Cette remarque déclenche en moi un rire nerveux, en même temps que je secoue la tête.

« J'ai plus neuf ans, je ne tombe pas amoureuse d'un claquement de doigt. Alexandre est... très beau, gentil reste encore à confirmer. Pour le moment, il me supporte, et je ne sais pas comment il fait. Je dirai que c'est plutôt bon signe ! »

Je zippe la fermeture jusqu'en haut, et je ne suis même pas serrée. Yes !

« Est-ce que ça aurait aussi quelque chose à voir avec Timothée..? » se risque Naomi.

Sa question rhétorique me coupe la voix, et je n'ai pas besoin de répondre. Elle me connaît trop bien.

Un silence gênant s'installe, pendant lequel je m'occupe, tête baissée, à m'arracher les petites peaux mortes de mes pouces, jusqu'à ce que j'en saigne. Ça ne sert à rien de penser à lui.

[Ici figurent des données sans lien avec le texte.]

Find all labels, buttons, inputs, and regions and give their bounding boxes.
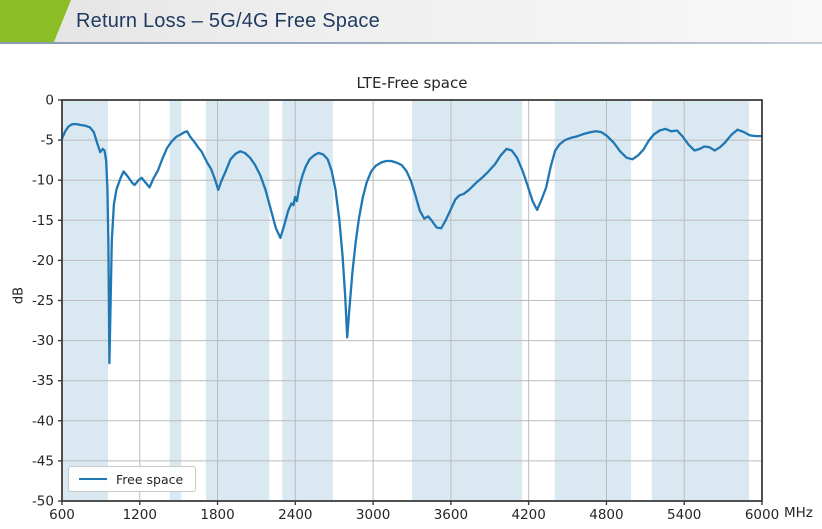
y-tick-label: -50 (32, 494, 54, 510)
y-tick-label: -30 (32, 333, 54, 349)
legend-line-sample (79, 478, 107, 480)
y-tick-label: -25 (32, 293, 54, 309)
y-tick-label: -5 (41, 133, 54, 149)
x-tick-label: 4800 (589, 507, 623, 523)
y-tick-label: -40 (32, 413, 54, 429)
x-tick-label: 1200 (123, 507, 157, 523)
header-accent-shape (0, 0, 71, 42)
chart-legend: Free space (68, 466, 197, 492)
y-tick-label: -10 (32, 173, 54, 189)
x-tick-label: 600 (49, 507, 75, 523)
x-tick-label: 3600 (434, 507, 468, 523)
y-tick-label: -45 (32, 453, 54, 469)
x-tick-label: 2400 (278, 507, 312, 523)
y-tick-label: -35 (32, 373, 54, 389)
x-tick-label: 1800 (200, 507, 234, 523)
x-tick-label: 4200 (511, 507, 545, 523)
header-underline (0, 42, 822, 44)
x-axis-unit-label: MHz (784, 505, 813, 521)
x-tick-label: 5400 (667, 507, 701, 523)
y-tick-label: 0 (45, 93, 54, 109)
page-title: Return Loss – 5G/4G Free Space (76, 10, 380, 32)
x-tick-label: 3000 (356, 507, 390, 523)
y-tick-label: -20 (32, 253, 54, 269)
chart-title: LTE-Free space (356, 74, 468, 92)
slide-header: Return Loss – 5G/4G Free Space (0, 0, 822, 42)
x-tick-label: 6000 (745, 507, 779, 523)
legend-label: Free space (116, 471, 184, 487)
y-axis-label: dB (11, 286, 27, 305)
series-line-free-space (60, 122, 764, 365)
y-tick-label: -15 (32, 213, 54, 229)
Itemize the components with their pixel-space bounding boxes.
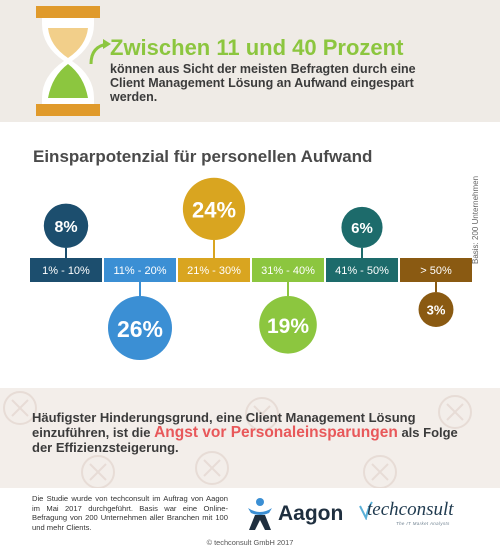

Histoire d'éviter de plomber l'ambiance trop longtemps, Naomi me rejoint en face du miroir de ma chambre, et contemple mon reflet.

« Et bah voilà, tu es très mignonne ! »

J'ai toujours été mignonne. Pas jolie, pas belle, pas magnifique. Juste mignonne.

« Tu vas faire tourner la tête d'Alexandre. Et surtout, amuse-toi, c'est le principal ! »

À défaut de pouvoir rendre Alexandre raide dingue de moi, il est certain que l'on va prendre du bon temps. Surtout lui, j'y compte bien.